What makes Our Darker Purpose different? Nothing does enough damage to one-shot you. Overhealing is something you can almost always avoid. You don't get restored to full health. Maximum health allows you to carry more health from one floor to the next if you are at full, but for the most part it's just health.

In Our Darker Purpose you have to see your life total over the course of the entire game. You start the game with 100 life and three drinking boxes which restore 20 each. That's 160 life to work with. You can get more in various ways, but each time you gain life you add that to the total life for the game and each time you get hit you subtract it off. There are no resets until the game is over.

So when the youtuber said that health perks aren't great, I tend to agree. Having 50 more life to play the game with is a good thing, but it doesn't compare favourably with most other perks like doing 20 more damage or moving faster. But then he said something that was very wrong. He said that maybe if you had a Doctor's Note it would be worth it because it would require fewer juice boxes to heal up again.

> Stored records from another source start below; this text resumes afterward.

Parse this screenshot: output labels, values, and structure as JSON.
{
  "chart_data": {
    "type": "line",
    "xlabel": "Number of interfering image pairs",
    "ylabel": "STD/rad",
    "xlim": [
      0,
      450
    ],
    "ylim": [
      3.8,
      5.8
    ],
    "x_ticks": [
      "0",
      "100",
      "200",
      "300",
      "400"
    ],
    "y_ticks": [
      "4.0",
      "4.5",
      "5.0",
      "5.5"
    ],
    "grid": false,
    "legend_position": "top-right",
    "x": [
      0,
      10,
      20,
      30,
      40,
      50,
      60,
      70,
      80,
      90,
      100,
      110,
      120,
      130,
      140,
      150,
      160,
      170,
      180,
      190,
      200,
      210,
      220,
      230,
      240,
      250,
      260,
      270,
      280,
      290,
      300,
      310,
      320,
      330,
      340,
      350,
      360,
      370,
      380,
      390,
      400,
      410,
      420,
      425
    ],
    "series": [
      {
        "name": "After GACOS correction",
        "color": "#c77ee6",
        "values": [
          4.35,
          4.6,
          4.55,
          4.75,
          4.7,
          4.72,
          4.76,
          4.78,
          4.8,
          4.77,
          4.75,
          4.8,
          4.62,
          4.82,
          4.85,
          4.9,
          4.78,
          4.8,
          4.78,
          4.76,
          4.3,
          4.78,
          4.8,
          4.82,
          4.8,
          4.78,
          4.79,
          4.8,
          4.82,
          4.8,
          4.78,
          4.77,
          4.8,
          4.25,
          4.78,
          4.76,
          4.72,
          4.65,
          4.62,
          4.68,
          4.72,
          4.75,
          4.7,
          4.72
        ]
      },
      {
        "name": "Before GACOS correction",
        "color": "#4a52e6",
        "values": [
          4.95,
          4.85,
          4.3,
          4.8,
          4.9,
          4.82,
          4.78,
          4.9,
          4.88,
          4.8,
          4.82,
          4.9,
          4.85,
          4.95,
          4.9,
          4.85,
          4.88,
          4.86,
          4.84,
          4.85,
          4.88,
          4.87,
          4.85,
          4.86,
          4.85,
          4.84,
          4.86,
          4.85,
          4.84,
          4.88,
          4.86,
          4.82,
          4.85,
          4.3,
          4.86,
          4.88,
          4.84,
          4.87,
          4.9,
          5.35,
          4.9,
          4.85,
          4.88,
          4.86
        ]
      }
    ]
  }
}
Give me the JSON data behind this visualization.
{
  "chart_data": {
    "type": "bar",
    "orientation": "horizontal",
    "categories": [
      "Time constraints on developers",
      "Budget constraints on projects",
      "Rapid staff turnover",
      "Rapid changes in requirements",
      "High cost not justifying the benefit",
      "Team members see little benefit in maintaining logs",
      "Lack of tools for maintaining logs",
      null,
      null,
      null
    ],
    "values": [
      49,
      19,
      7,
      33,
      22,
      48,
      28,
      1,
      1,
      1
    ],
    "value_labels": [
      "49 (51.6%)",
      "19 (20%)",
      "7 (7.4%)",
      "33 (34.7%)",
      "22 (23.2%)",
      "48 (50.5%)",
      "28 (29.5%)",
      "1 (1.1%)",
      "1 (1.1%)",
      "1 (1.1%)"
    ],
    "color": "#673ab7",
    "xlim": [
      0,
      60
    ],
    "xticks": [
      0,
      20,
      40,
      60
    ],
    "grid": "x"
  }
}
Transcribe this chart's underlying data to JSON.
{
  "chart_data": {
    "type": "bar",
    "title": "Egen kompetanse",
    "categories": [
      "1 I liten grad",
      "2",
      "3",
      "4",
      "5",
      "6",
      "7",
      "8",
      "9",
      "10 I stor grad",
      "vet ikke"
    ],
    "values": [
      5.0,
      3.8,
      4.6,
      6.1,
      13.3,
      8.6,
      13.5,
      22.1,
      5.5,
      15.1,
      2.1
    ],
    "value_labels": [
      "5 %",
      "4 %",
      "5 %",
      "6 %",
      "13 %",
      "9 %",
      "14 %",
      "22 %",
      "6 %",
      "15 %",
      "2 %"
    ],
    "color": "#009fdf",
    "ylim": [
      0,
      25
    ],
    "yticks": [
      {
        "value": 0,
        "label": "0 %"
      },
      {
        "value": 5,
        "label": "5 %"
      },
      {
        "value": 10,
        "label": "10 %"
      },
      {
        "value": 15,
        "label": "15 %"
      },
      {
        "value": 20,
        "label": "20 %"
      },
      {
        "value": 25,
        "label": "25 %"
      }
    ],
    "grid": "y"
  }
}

It really doesn't matter how many juice boxes it requires to heal up that 50 life, because it's still gone once it's gone. If your juice box value is up to 50 then you can recover that 50 life for just one box, but that's still one fewer box to spend in the rest of the game. It's gone and you aren't getting it back. Juice box value is unaffected by your life total, so unless it gets up to the point where you are going to have overhealing problems, a high juice box value does not make the 50 life perk better.

Of course there are perks that are just plain bad, so generally I would say that I take a life-up perk once a game. It's not the worst, it's just not really very good. But that has nothing to do with whether you have or have not found a Doctor's Note.